La donna nella stampa che ammiriamo ha cercato la solitudine della sua veranda per leggere una lettera che evidentemente è di contenuto riservato. Alcuni particolari ci dicono che è giovane e che non è sposata: infatti indossa il furisode, cioè il kimono dalle lunghe maniche che era indossato solo dalle ragazze più giovani; inoltre sul volto sono disegnate le sopracciglia che le donne sposate eliminavano. Alla sua figura solitaria e flessuosa fa da contrappunto la sagoma del pino alla sua sinistra, mentre il ramo di acero dalle foglie rosseggianti è un riferimento stagionale che indica che ci troviamo in autunno. Poiché il pino, essendo un sempreverde, è simbolo di longevità e buona fortuna, possiamo immaginare che il contenuto della lettera sia positivo e che essa rechi buone notizie.
L’autore rappresenta la figura femminile come esile e flessuosa, quasi da adolescente: essa risponde al canone estetico di “ike” che predilige alla rappresentazione di una corporeità formosa, matronale una bellezza longilinea, spiritualizzata. Poiché ike è anche eleganza della semplicità, i colori sono ridotti a poche tonalità essenziali. Tutta la scena esprime intimità e ricerca della solitudine.
Simile in questo è il dipinto di Vermeer, il cui tono intimista è sottolineato dall’ambientazione della scena in un interno domestico dall’atmosfera luminosa e ovattata. Non conosciamo il contenuto della lettera, ma la presenza di una carta geografica e di una sedia vuota fa pensare che essa rechi notizie di qualcuno assente e lontano. Tutto si gioca sull’effetto della luce proveniente dalla finestra che, creando un gioco di ombre, plasma e definisce i volumi. Anche in questo dipinto, come nell’opera giapponese, i colori sono essenziali, imperniati sulle tonalità dell’azzurro e dell’ocra ed anche i riflessi sul muro riprendono i toni azzurrini dell’abito.

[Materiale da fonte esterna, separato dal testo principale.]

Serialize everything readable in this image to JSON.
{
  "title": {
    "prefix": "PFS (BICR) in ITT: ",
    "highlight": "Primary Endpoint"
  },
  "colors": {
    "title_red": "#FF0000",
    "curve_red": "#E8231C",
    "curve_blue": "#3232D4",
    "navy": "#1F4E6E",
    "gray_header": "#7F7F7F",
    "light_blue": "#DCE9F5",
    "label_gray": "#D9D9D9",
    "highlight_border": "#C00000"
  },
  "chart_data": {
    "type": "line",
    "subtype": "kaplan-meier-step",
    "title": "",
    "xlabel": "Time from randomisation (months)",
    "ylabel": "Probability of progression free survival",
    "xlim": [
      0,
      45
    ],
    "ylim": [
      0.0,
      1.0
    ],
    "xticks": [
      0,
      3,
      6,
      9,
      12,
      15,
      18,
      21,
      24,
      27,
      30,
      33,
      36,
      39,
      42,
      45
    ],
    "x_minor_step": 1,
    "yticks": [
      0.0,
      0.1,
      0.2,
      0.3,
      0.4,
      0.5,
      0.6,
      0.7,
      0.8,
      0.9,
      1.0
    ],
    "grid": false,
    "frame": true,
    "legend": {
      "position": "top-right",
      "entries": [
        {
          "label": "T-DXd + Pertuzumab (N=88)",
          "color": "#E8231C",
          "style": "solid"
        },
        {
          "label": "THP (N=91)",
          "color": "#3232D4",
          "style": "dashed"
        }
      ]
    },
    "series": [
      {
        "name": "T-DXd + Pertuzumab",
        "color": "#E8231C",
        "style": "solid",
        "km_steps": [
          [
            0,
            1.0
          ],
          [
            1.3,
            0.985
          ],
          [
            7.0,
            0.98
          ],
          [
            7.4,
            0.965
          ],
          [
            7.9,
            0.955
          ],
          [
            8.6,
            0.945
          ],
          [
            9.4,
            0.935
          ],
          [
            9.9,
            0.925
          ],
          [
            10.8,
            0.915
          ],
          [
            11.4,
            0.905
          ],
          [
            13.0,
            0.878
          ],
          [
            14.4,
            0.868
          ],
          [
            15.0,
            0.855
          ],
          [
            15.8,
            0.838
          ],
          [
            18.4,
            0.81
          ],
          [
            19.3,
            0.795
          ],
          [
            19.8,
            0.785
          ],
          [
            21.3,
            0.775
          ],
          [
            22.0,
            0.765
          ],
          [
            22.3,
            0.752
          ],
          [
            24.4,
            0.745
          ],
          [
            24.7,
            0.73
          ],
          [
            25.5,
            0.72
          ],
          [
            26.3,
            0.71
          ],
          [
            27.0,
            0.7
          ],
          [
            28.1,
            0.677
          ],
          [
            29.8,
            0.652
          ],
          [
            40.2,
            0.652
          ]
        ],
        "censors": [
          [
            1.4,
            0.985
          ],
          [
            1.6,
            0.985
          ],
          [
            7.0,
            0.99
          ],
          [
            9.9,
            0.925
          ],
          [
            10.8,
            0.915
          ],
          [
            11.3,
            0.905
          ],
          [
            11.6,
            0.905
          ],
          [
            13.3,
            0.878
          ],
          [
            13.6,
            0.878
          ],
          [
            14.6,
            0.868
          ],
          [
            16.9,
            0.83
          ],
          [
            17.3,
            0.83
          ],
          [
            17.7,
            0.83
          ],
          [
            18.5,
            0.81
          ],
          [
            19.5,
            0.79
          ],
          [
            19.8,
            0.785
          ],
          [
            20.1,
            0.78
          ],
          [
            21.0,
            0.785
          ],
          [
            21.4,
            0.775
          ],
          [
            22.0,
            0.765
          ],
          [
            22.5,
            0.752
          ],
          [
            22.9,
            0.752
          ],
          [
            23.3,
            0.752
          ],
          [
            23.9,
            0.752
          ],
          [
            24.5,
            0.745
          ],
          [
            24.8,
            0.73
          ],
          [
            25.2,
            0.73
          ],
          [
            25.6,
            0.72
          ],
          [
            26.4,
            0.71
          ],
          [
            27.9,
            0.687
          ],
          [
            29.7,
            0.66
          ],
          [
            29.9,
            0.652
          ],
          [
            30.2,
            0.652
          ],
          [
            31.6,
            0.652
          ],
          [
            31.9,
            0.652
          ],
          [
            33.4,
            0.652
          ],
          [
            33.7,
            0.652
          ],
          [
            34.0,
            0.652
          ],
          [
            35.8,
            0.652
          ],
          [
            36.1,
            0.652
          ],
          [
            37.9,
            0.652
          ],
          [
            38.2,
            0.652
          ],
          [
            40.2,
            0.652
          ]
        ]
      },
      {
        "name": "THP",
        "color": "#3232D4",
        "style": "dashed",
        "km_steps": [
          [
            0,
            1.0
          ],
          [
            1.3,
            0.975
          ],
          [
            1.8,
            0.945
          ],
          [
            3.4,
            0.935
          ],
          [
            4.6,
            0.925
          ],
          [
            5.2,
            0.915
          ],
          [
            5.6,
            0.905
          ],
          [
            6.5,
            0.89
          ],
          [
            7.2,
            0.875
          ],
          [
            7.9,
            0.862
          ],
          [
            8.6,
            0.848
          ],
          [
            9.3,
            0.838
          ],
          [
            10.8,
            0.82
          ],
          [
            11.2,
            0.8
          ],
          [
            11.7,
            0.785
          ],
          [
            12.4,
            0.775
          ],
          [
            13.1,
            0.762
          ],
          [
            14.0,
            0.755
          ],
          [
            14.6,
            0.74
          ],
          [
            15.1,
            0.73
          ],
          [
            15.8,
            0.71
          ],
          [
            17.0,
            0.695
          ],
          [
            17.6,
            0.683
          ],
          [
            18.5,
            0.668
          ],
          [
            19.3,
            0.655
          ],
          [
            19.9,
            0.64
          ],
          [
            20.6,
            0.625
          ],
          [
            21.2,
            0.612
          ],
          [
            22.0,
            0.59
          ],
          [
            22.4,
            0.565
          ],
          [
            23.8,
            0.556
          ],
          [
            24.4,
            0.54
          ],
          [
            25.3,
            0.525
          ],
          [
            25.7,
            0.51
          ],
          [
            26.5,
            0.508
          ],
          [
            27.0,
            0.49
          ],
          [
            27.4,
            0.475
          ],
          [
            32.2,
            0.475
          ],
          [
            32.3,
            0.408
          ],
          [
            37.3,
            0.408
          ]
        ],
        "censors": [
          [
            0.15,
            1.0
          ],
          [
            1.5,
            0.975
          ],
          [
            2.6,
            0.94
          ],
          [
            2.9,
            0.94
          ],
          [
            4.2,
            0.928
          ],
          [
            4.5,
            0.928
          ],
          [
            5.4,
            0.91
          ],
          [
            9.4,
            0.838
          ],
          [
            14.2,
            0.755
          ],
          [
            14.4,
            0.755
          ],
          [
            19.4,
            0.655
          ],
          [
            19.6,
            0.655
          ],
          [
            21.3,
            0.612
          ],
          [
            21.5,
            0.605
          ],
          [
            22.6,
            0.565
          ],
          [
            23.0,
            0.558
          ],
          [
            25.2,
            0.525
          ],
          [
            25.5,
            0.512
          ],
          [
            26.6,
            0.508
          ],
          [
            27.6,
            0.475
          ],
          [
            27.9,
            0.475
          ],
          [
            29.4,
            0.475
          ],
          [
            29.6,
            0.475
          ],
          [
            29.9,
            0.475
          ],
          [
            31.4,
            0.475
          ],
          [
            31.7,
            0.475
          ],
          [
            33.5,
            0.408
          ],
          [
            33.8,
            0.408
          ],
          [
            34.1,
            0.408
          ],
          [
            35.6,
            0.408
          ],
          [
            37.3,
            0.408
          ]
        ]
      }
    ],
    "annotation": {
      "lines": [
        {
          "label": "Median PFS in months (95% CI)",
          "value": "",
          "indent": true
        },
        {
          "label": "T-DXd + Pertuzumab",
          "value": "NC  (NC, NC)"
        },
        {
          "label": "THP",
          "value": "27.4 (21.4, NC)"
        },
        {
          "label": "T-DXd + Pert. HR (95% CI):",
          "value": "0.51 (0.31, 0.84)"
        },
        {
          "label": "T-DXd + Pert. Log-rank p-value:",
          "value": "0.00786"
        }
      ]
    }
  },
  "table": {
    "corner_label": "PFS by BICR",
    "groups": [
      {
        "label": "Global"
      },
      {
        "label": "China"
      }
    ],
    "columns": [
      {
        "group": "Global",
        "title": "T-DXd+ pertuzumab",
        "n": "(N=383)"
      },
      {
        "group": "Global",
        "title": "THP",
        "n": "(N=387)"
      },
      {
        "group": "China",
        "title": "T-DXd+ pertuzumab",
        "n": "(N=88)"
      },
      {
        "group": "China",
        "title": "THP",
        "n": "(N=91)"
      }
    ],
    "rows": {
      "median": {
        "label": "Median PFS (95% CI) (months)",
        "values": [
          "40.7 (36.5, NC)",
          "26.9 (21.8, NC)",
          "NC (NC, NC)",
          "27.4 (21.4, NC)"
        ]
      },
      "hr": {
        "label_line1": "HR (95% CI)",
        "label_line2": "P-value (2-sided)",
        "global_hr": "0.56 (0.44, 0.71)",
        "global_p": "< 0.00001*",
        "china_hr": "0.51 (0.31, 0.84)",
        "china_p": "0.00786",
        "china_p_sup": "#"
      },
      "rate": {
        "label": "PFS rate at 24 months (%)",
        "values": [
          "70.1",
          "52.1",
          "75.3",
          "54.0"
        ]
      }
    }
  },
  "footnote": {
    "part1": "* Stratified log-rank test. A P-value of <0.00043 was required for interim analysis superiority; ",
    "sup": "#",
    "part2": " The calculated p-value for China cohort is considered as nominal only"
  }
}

La principale differenza stilistica fra le due opere consiste nel fatto che l’opera giapponese prescinde volutamente dagli effetti di luce e ombra e dalla plastica volumetrica per ridurre tutto all’essenzialità della linea. La forma è ridotta a segno grafico, un ovale per il viso e una curva elegante per il corpo: dunque nella rappresentazione della figura umana non vi è imitazione della natura, ma astrazione.
Suzuki Harunobu (1725 ? – 1770) è stato uno dei più grandi interpreti dell’ukiyo-e. Alcuni studiosi sostengono che fosse originario di Kyoto, forse allievo di Nishikawa Sukenobu o comunque influenzato da quest’ultimo, altri di Edo. E’ ricordato per essere stato uno dei primi autori ad aver utilizzato la stampa policroma (le nishiki-e o “immagini di broccato”) che aveva superato le precedenti realizzazioni a soli due o tre colori. Si conosce molto poco della sua biografia, ma dai riferimenti letterari contenuti in molte sue opere si ritiene che provenisse da un ambiente colto e frequentasse circoli di intellettuali. Il suo stile è sofisticato ed elegante e i suoi soggetti prediletti cortigiane e giovani amanti, ma anche scene di vita quotidiana. Secondo alcuni autori è stato il primo a rappresentare scene con la neve e notturne.